Beratungsverträge zwischen einer AG und Aufsichtsratsmitgliedern der AG bedürften nach § 114 Abs. 1 AktG zu ihrer Wirksamkeit der Zustimmung des Aufsichtsrats. Ohne die Zustimmung oder eine nachträgliche Genehmigung hat das betroffene Aufsichtsratsmitglied eine bereits erhaltene Vergütung zurück zu zahlen, § 114 Abs. 2 Satz 1 AktG. Damit will der Gesetzgeber die unsachliche Beeinflussung von Aufsichtsratsmitgliedern durch den vertragschließenden Vorstand verhindern und zugleich sicherstellen, dass die Regelungen zur Vergütung der Aufsichtsratsmitglieder (§ 113 AktG) nicht umgangen werden.

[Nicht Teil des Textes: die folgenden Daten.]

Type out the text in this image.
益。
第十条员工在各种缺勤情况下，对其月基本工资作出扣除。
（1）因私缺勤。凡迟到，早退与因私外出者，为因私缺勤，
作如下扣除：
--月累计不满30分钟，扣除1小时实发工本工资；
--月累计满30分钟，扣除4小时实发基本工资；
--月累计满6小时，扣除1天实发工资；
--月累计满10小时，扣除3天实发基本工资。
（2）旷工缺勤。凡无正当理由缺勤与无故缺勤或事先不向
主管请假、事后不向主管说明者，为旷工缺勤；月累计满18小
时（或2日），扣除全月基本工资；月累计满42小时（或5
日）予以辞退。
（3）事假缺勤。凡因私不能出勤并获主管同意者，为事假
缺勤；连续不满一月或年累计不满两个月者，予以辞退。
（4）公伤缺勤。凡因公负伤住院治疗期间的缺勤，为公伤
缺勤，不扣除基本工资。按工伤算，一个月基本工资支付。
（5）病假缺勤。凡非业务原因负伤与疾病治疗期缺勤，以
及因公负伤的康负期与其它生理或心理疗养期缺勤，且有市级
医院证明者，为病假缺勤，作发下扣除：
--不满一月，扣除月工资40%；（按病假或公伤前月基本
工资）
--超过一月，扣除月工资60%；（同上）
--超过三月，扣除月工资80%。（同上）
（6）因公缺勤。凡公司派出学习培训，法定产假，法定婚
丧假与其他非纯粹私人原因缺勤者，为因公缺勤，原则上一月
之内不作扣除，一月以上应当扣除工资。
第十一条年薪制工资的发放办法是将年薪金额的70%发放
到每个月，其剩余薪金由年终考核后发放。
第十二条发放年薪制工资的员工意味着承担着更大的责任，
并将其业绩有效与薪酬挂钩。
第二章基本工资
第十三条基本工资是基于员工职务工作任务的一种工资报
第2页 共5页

Der Wortlaut der Vorschrift erfasst nur Verträge zwischen der AG und ihren Aufsichtsratsmitgliedern selbst. Bereits vor der Entscheidung des BGH war jedoch anerkannt, dass § 114 AktG über seinen Wortlaut hinaus anzuwenden ist: dann nämlich, (a) wenn es sich bei dem Vertragspartner um eine nahestehende Person des Aufsichtsratsmitglieds im Sinne des § 115 Abs. 2 AktG handelt, (b) wenn das Aufsichtsratsmitglied gleichzeitig gesetzlicher Vertreter und Alleingesellschafter / Alleinaktionär des Vertragspartners ist (BGH, Urteil vom 03.07.2006 – II ZR 151/04) oder (c) wenn das Aufsichtsratsmitglied zwar nicht Alleingesellschafter / Alleinaktionär, aber dennoch am Vertragspartner beteiligt ist und mehr als nur ganz geringfügige Leistungen von diesem erhält (BGH, Urteil vom 10.07.2012 – II ZR 48/11).

Mit seiner aktuellen Entscheidung bestätigt der Bundesgerichtshof erneut seine Tendenz zu einem weiten Anwendungsbereich des § 114 AktG. Er verzichtet nunmehr ganz auf das Erfordernis einer Beteiligung an der betreffenden Gesellschaft und lässt es genügen, dass das Aufsichtsratsmitglied lediglich gesetzlicher Vertreter des Vertragspartners ist. Er begründet dies maßgeblich mit dem Schutzzweck der §§ 113, 114 AktG, wonach die Aktiengesellschaft vor verdeckten Aufsichtsratsvergütungen und der Gefährdung der Unabhängigkeit des Aufsichtsratsmitglieds durch zu enge Beraterbeziehungen zu schützen sei.

Die Entscheidung mahnt die Praxis zur Vorsicht beim Abschluss von Beratungsverträgen. Immer dann, wenn ein Aufsichtsratsmitglied in besonderer Weise mit einem Vertragspartner der AG verbunden ist, sollte die Zustimmungspflicht des Aufsichtsrats geprüft werden, um etwaige Rückzahlungspflichten zu vermeiden.